LandTrust transfers historic Fort York to Davidson County
The LandTrust for Central North Carolina has transferred Fort York, one of North Carolina’s most significant historic sites, to Davidson County.
Fort York is known by many as the site of the last Confederate victory of the Civil War. Located along the banks of the Yadkin River, the site houses approximately half of the historic Civil War fort used to protect the Yadkin River Rail Bridge.
A conservation easement on the property, part of the terms of the sale, assures that the property will be protected in perpetuity. Davidson County plans to eventually open the site to the public for educational purposes and, along with other significant historic sites in the region, it will be promoted as a historic and recreational tourist destination.
“The significance of the work of so many and the successful accomplishment of this long desired preservation and conservation effort is a tribute to all involved over the years but it is especially satisfying that The LandTrust for Central North Carolina is the organization that consolidated all of these many efforts to save Fort York,” said Darrell Hancock, president of The LandTrust for Central North Carolina.
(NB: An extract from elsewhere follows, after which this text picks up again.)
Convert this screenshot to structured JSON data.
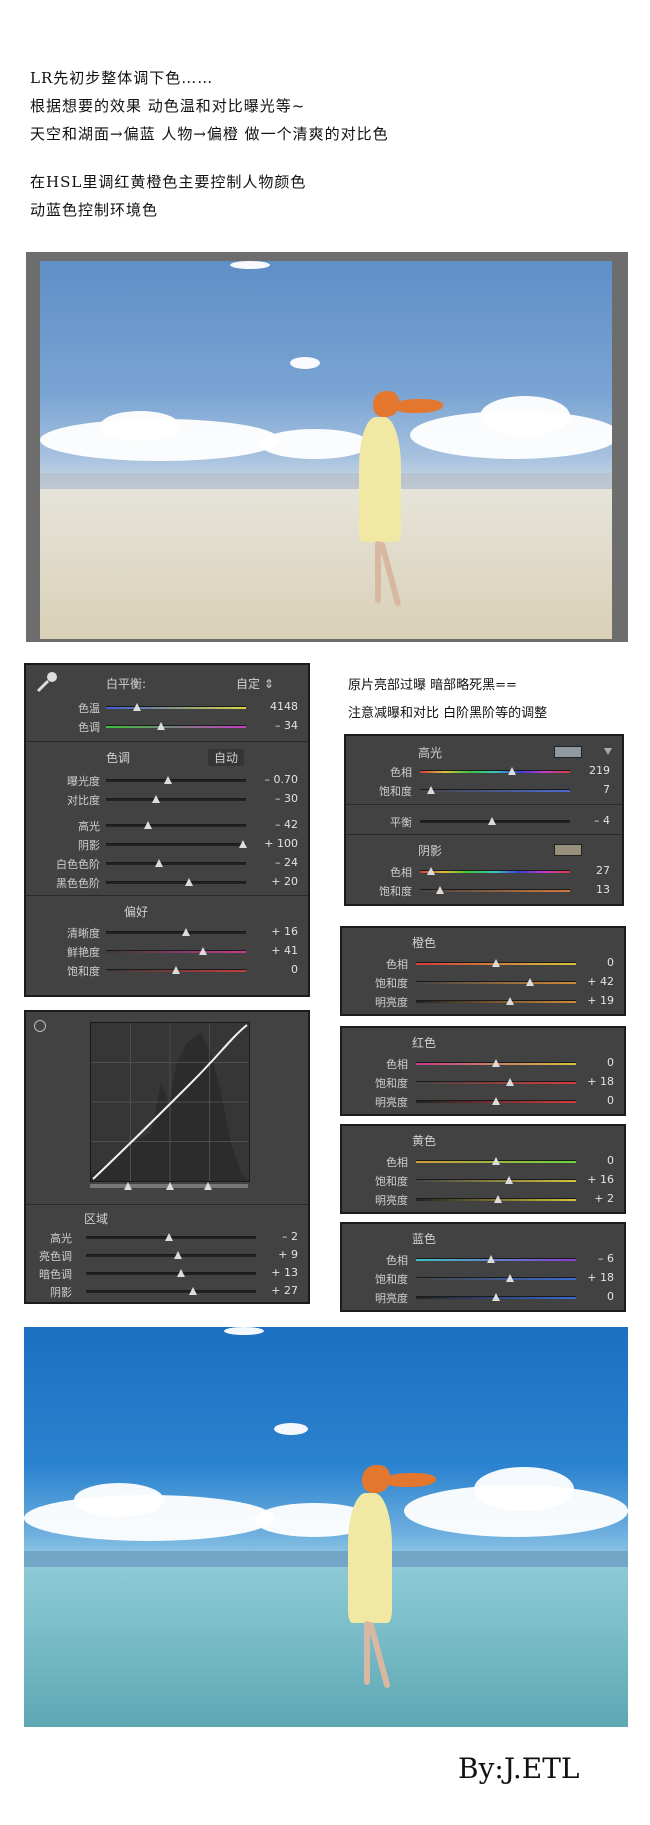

“Now, with easements in place and the stewardship of Davidson County, we can look forward to years of sensitive interpretation of the site and its permanent protection while at the same time making it available to the general public for enjoyment, study and recreational uses.”
Fort York fits into a patchwork of other historic areas nearby. From Native American use of the Trading Ford just below the Fort, to the crossing of Nathaniel Greene’s troops about 1/2 mile south as they escaped the pursuit of Cornwallis’ men, to the exploits of Daniel Boone who hiked and canoed all around this site, to the Civil War skirmish in 1865, to the Industrial Revolution’s impact of roads and factories and power plants adjacent, truly the story of America can be told from the high bluff overlooking the Yadkin River at this site.
Thanks to private funding and a grant from the NC Clean Water Management Trust Fund, The LandTrust was able to buy the site in July 2015. The transfer to Davidson County is part of the long-term conservation strategy for this unique historic site.
“Davidson County is excited to assume ownership of the Fort York property to use as a historical park for all citizens to learn about their heritage,” said Guy Cornman, Davidson County planning director. “The property is a significant contributing element of the Yadkin River Crossings Historic District and will be a part of Davidson County’s ongoing efforts, along with the preservation of the historic Wil-Cox Bridge, to build a successful recreation and tourism asset.”